Research and development of high-performance geotextiles

According to the Research of Grand View Research(GVR), a well-known market research institution in the United States, the global market size of geotextiles in 2018 was about 4,751.8 billion square meters, and it is expected to reach 7,611 billion square meters by 2025, with an expected compound annual growth rate of 7.0%. The civil construction industry and geosynthetic materials industry are also constantly developing, geotextiles are gradually transforming into a key construction material essential in geotechnical engineering, and become basic materials in the fields of basic transportation facilities, water conservancy projects, landfill, urban municipal construction and so on.

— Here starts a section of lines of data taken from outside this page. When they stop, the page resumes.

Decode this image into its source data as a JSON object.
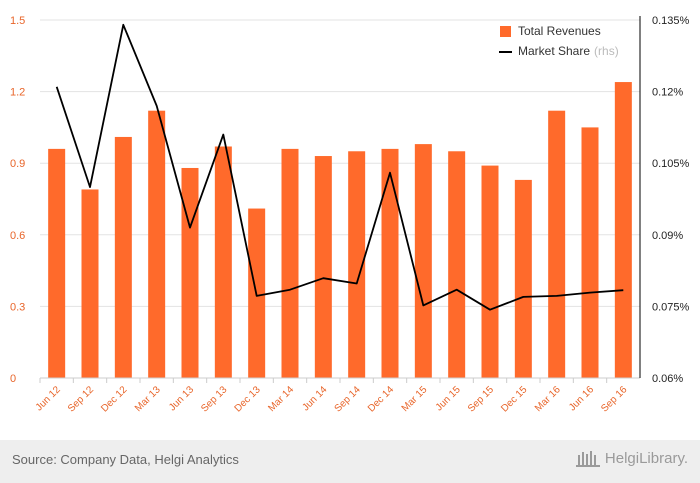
{
  "chart_data": {
    "type": "bar",
    "categories": [
      "Jun 12",
      "Sep 12",
      "Dec 12",
      "Mar 13",
      "Jun 13",
      "Sep 13",
      "Dec 13",
      "Mar 14",
      "Jun 14",
      "Sep 14",
      "Dec 14",
      "Mar 15",
      "Jun 15",
      "Sep 15",
      "Dec 15",
      "Mar 16",
      "Jun 16",
      "Sep 16"
    ],
    "series": [
      {
        "name": "Total Revenues",
        "type": "bar",
        "axis": "left",
        "color": "#ff6a2b",
        "values": [
          0.96,
          0.79,
          1.01,
          1.12,
          0.88,
          0.97,
          0.71,
          0.96,
          0.93,
          0.95,
          0.96,
          0.98,
          0.95,
          0.89,
          0.83,
          1.12,
          1.05,
          1.24
        ]
      },
      {
        "name": "Market Share",
        "type": "line",
        "axis": "right",
        "color": "#000000",
        "values": [
          0.121,
          0.1,
          0.134,
          0.117,
          0.0915,
          0.111,
          0.0772,
          0.0785,
          0.0809,
          0.0798,
          0.103,
          0.0752,
          0.0785,
          0.0743,
          0.077,
          0.0772,
          0.0779,
          0.0784
        ]
      }
    ],
    "legend": {
      "position": "top-right",
      "items": [
        {
          "label": "Total Revenues",
          "note": "",
          "marker": "square",
          "color": "#ff6a2b"
        },
        {
          "label": "Market Share",
          "note": "(rhs)",
          "marker": "line",
          "color": "#000000"
        }
      ]
    },
    "left_axis": {
      "ylim": [
        0,
        1.5
      ],
      "ticks": [
        "0",
        "0.3",
        "0.6",
        "0.9",
        "1.2",
        "1.5"
      ],
      "tick_values": [
        0,
        0.3,
        0.6,
        0.9,
        1.2,
        1.5
      ]
    },
    "right_axis": {
      "ylim": [
        0.06,
        0.135
      ],
      "ticks": [
        "0.06%",
        "0.075%",
        "0.09%",
        "0.105%",
        "0.12%",
        "0.135%"
      ],
      "tick_values": [
        0.06,
        0.075,
        0.09,
        0.105,
        0.12,
        0.135
      ]
    },
    "grid": true,
    "title": "",
    "xlabel": "",
    "ylabel": ""
  },
  "footer": {
    "source": "Source: Company Data, Helgi Analytics",
    "brand": "HelgiLibrary."
  }
}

In recent years, China has increased the development of polypropylene spinning clay cloth. A new type of high strength polypropylene spunbonded needled nonwoven geotextile (HPP geotextile) has been developed by domestic enterprises. Compared with ordinary PP geotextile, HPP geotextile has the advantages of high strength and good filterability. Deng Zongcai et al. from Beijing University of Technology conducted an experimental study on the aging resistance and corrosion resistance of HPP geotextile to provide further reference for its popularization and application. The results show that HPP geotextile has better heat resistance to oxygen aging, acid resistance, alkali resistance and water soaking resistance than PP geotextile.

The main methods to improve the performance of geotextile include adding additives, chemical modification and compounding. The use of additives to make up for the performance defects of geotextiles is a common method, but a large number of additives also pollute the environment to a certain extent. Modification research on geotextiles, such as further improving the strength and degradation resistance of geotextiles, is an important means to expand the application range of geotextiles and increase the added value of geotextiles. The results show that covalently grafted chitosan or cysteine onto acrylic modified PP geotextile can make the geotextile have the ability to capture heavy metals during drainage or filtration.

The research and development of high performance composite geotextile materials is of great significance to the development of civil engineering level. Li Xinyue et al. used polyester and low melting point fibers as raw materials to produce needled composite geotextiles, and used high density polyethylene (HDPE) and ethylene - vinyl acetate copolymer (EVA) as main raw materials to produce drainage plates by rolling suction process. Finally, geotextile filter membrane and drain plate core were hot-fused to prepare the excavated composite drainage material. The tensile strength of the geotechnical composite drainage material is greater than that of the monomer material before the composite, and it has a high water flow.

High performance geotextiles for industrial fiber raw material performance requirements in a variety of applications must be very durable, therefore, the selected industrial fibers need to have a high degree of stability, creep resistance, and low shrinkage, ultra-high strength or high modulus properties. Composite geotextile is usually a mixture of a variety of fibers, they combine the respective functional properties of different materials, to find suitable high-performance fibers has been an important research direction for high-performance geotextiles. The strength and modulus of inorganic fibers such as glass fiber, basalt fiber and carbon fiber are obviously higher than that of synthetic fiber. However, due to the high production cost, the large-scale application of inorganic fibers in geotextiles is limited. Glass fiber composite geotextile is made of glass fiber woven base fabric and staple fiber needled nonwoven fabric. It has the characteristics of high water permeability, excellent filtration resistance, wear resistance and so on. Basalt fiber geotextile has the advantages of environmental protection and high temperature resistance.